他金色的眸子无语地看着我:“你是不是脑子不好啊?”
“哼!”懒得和他掰扯,我闭上眼睛不再看他。
过了一会儿,飞坦也不知道是不是睡着了,身子靠了过来,头搭在我的肩上。
算了,看在他是个伤员的份上,就不跟他计较了。
我们俩在这寂静的,啊,充满老鼠叫声的地牢里……
“你能把那俩老鼠弄死吗?!”飞坦忍无可忍,抬起头对我说。
我摸了摸鼻子,伸手拧断了那俩老鼠的脖子。
“睡吧。”我往飞坦身边挪了挪,贴着他,“特准你靠着我睡。”
飞坦嗤笑一声,倒也没有多说什么,头倒在我肩膀上闭上了眼睛。
我也将头微微一偏靠在他脑袋上睡着了。
这些天我已经习惯了和他睡在一起,两个人身上的温度能一定程度地驱散寒意维持体温。
飞坦经过一夜的休整状态好多了。
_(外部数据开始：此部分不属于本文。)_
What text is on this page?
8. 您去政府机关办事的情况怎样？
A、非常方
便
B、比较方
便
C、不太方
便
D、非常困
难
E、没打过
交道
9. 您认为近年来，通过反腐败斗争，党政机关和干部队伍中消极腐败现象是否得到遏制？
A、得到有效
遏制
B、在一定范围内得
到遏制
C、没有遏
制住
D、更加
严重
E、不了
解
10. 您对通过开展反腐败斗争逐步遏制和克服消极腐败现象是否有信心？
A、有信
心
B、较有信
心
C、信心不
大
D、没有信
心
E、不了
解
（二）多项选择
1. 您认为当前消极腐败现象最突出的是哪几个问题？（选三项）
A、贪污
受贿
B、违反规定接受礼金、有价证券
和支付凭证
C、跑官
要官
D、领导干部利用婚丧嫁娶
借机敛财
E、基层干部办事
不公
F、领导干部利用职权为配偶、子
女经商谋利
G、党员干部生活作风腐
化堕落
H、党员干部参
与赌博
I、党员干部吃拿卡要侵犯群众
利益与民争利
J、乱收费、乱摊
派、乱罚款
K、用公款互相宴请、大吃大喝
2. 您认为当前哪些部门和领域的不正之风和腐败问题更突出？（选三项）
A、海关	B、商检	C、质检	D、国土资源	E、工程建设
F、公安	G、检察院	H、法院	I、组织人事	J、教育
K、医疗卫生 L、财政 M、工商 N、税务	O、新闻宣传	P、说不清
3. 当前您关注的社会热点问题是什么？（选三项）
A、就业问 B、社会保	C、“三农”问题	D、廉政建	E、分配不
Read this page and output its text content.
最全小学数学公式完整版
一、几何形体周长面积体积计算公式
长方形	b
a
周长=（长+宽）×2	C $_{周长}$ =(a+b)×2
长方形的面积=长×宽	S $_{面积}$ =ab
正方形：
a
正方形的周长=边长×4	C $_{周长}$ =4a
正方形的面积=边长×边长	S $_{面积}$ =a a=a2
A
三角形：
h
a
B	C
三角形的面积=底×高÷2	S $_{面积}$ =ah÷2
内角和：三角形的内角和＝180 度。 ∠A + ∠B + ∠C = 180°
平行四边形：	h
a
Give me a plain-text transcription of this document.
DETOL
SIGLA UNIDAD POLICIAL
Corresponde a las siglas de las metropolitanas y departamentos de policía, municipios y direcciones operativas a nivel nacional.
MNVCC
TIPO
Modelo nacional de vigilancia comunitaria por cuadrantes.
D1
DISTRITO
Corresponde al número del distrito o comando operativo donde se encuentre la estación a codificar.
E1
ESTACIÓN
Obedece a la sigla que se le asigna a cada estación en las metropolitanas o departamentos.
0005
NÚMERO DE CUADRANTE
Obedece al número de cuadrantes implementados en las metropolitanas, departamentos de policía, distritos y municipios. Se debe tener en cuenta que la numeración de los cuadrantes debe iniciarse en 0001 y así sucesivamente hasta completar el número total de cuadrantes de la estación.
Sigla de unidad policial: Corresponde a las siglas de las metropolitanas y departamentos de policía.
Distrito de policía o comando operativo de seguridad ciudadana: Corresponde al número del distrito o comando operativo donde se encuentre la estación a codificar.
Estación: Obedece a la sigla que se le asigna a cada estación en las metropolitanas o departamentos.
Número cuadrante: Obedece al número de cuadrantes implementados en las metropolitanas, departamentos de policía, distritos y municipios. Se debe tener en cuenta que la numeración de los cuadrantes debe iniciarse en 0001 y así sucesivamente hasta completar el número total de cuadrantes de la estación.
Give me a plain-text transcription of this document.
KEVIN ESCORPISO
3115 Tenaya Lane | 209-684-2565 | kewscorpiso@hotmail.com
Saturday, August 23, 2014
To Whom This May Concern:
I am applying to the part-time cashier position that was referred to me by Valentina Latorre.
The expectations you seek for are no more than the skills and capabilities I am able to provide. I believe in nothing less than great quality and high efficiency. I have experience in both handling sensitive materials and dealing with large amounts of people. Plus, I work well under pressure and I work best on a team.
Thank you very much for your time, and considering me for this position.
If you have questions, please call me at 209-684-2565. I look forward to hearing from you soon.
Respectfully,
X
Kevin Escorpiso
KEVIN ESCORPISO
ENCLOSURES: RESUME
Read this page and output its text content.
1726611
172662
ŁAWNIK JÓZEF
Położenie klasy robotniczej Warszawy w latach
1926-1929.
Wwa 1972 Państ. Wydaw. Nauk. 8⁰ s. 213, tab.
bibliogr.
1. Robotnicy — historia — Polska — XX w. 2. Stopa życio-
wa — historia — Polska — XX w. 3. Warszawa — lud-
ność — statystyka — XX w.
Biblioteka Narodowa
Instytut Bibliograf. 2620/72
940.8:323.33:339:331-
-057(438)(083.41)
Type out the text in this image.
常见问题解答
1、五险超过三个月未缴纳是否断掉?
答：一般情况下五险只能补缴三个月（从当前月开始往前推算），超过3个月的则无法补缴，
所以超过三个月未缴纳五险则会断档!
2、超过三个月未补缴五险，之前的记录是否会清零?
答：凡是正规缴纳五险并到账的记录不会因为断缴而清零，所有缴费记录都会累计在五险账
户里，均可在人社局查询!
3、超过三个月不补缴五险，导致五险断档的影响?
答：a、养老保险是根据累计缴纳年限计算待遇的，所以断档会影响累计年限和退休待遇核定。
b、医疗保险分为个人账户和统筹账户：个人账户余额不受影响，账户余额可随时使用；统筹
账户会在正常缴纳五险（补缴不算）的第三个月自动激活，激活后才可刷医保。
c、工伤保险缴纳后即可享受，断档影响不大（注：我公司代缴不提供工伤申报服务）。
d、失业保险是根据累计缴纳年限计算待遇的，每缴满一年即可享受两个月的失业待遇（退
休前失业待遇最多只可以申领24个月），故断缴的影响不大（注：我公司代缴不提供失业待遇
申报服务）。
至少他能抬手将他旁边的死老鼠丢开了。
“醒了?”他回头看着我。
我点点头:“嗯。”
“一会儿你跟紧我。”他将手指尖夹着的纸条递给我,“我同伴传来的信息,他们今早动手。”
我看了看旁边肚子被剖开的死老鼠,问道:“你怎么知道老鼠肚子里有这个?”
他平静地说:“无聊杀着玩的时候发现的。”
我无语了,这人的爱好挺特别啊。
低头看了看纸条,我问:“这写的什么啊?”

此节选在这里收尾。